This is an old favourite recipe of mine, which I haven’t made for a good few years. I used to make them for colleagues when I was working up in London, and they always went down a treat and disappeared very quickly. I saw a jar of my favourite Lemon Curd in the supermarket on Friday, and couldn’t resist making them once more.
- 100g Caster Sugar
- 100g Softened Unsalted Butter
- 2 eggs
- 100g Self Raising Flour
- Zest of 1 Lemon
- 1/3 jar of Lemon Curd (I use Tiptree Lemon Curd, as I like to support local businesses where I can, and being 15 minutes from Tiptree, it is really local! It is also the nicest Lemon Curd that I have found.)
- Zest of 1 Lemon
- Juice of 2 Lemons (including the Lemon zested for the cake batter)
- 150g – 200g Icing Sugar (depending on your preference)
Place the butter, and caster sugar into a large bowl.
Mix together until creamed and light and fluffy.
Add in the eggs one at a time, mixing to combine thoroughly
Add in the flour and mix well.
This is the lemon curd I use – luscious and light! And definitely moreish as far as I’m concerned!

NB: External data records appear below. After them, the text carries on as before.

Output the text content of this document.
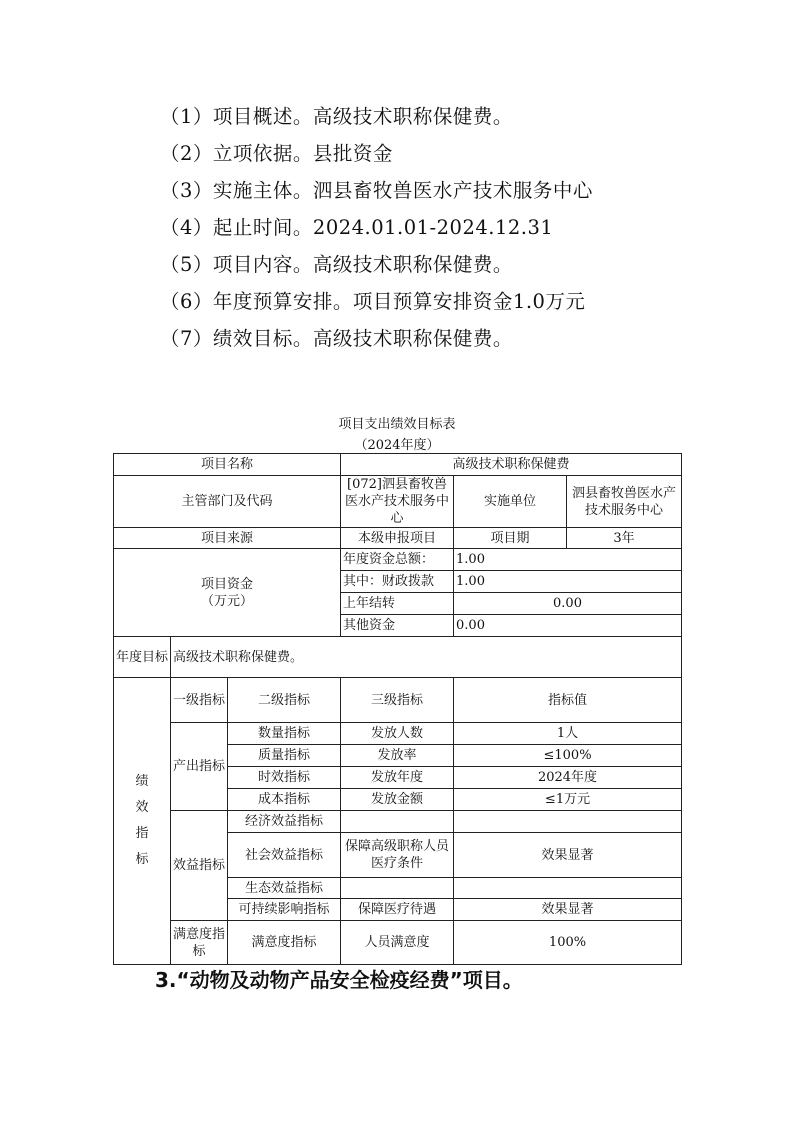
（1）项目概述。高级技术职称保健费。
（2）立项依据。县批资金
（3）实施主体。泗县畜牧兽医水产技术服务中心
（4）起止时间。2024.01.01-2024.12.31
（5）项目内容。高级技术职称保健费。
（6）年度预算安排。项目预算安排资金1.0万元
（7）绩效目标。高级技术职称保健费。
项目支出绩效目标表
（2024年度）
项目名称			高级技术职称保健费		
主管部门及代码			[072]泗县畜牧兽医水产技术服务中心	实施单位	泗县畜牧兽医水产技术服务中心
项目来源			本级申报项目	项目期	3年

项目资金
（万元）			年度资金总额：	1.00	
			其中：财政拨款	1.00	
			上年结转	0.00	
			其他资金	0.00	
年度目标	高级技术职称保健费。				

绩效指标	一级指标	二级指标	三级指标	指标值	
	产出指标	数量指标	发放人数	1人	
		质量指标	发放率	≤100%	
		时效指标	发放年度	2024年度	
		成本指标	发放金额	≤1万元	
	效益指标	经济效益指标			
		社会效益指标	保障高级职称人员医疗条件	效果显著	
		生态效益指标			
		可持续影响指标	保障医疗待遇	效果显著	
	满意度指标	满意度指标	人员满意度	100%	
3.“动物及动物产品安全检疫经费”项目。
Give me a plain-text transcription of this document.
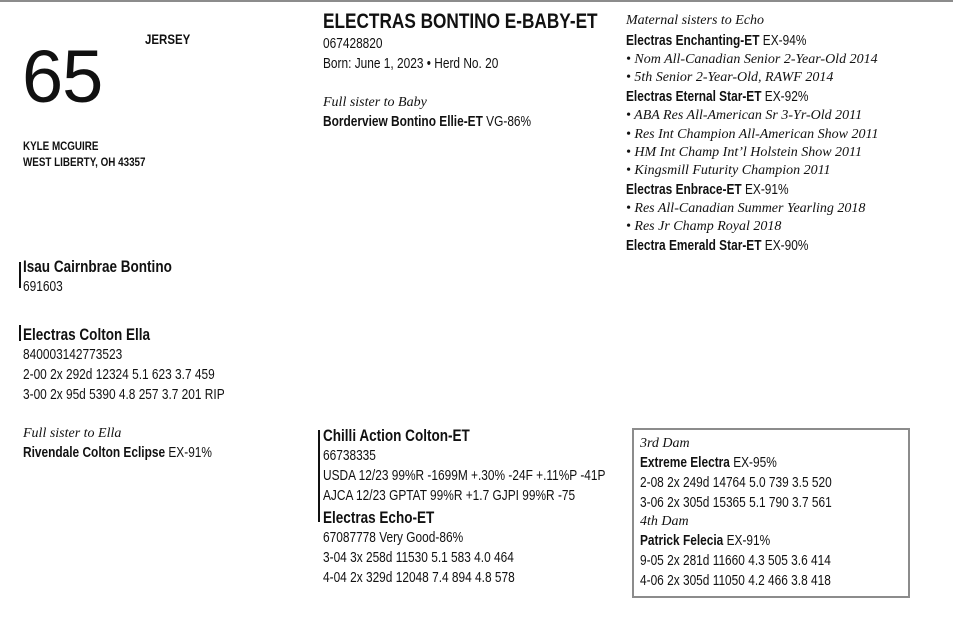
65	JERSEY
KYLE MCGUIRE
WEST LIBERTY, OH 43357
ELECTRAS BONTINO E-BABY-ET
067428820
Born: June 1, 2023 • Herd No. 20
Full sister to Baby
Borderview Bontino Ellie-ET VG-86%
Maternal sisters to Echo
Electras Enchanting-ET EX-94%
• Nom All-Canadian Senior 2-Year-Old 2014
• 5th Senior 2-Year-Old, RAWF 2014
Electras Eternal Star-ET EX-92%
• ABA Res All-American Sr 3-Yr-Old 2011
• Res Int Champion All-American Show 2011
• HM Int Champ Int’l Holstein Show 2011
• Kingsmill Futurity Champion 2011
Electras Enbrace-ET EX-91%
• Res All-Canadian Summer Yearling 2018
• Res Jr Champ Royal 2018
Electra Emerald Star-ET EX-90%
Isau Cairnbrae Bontino
691603
Electras Colton Ella
840003142773523
2-00 2x 292d 12324 5.1 623 3.7 459
3-00 2x 95d 5390 4.8 257 3.7 201 RIP
Full sister to Ella
Rivendale Colton Eclipse EX-91%
Chilli Action Colton-ET
66738335
USDA 12/23 99%R -1699M +.30% -24F +.11%P -41P
AJCA 12/23 GPTAT 99%R +1.7 GJPI 99%R -75
Electras Echo-ET
67087778 Very Good-86%
3-04 3x 258d 11530 5.1 583 4.0 464
4-04 2x 329d 12048 7.4 894 4.8 578
3rd Dam
Extreme Electra EX-95%
2-08 2x 249d 14764 5.0 739 3.5 520
3-06 2x 305d 15365 5.1 790 3.7 561
4th Dam
Patrick Felecia EX-91%
9-05 2x 281d 11660 4.3 505 3.6 414
4-06 2x 305d 11050 4.2 466 3.8 418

Add in the lemon curd and lemon zest, and mix well to combine.
The mix smells heavenly at this point in my opinion, and I had my son begging to try it before it was baked! I do have a photo of him trying to get his head in the bowl!
Divide the mix between 8 muffin cases and bake in a 180 degree oven until a clean skewer comes out clean when inserted. This should be about 20-25 minutes.
When the cakes have cooled, it is time to make the icing, which is a traditional Glacé icing made with lemon juice instead of water.
Put the lemon juice and zest into a bowl (or mug in my case!), add the icing sugar (if you want a thicker icing, add more icing sugar) and mix well.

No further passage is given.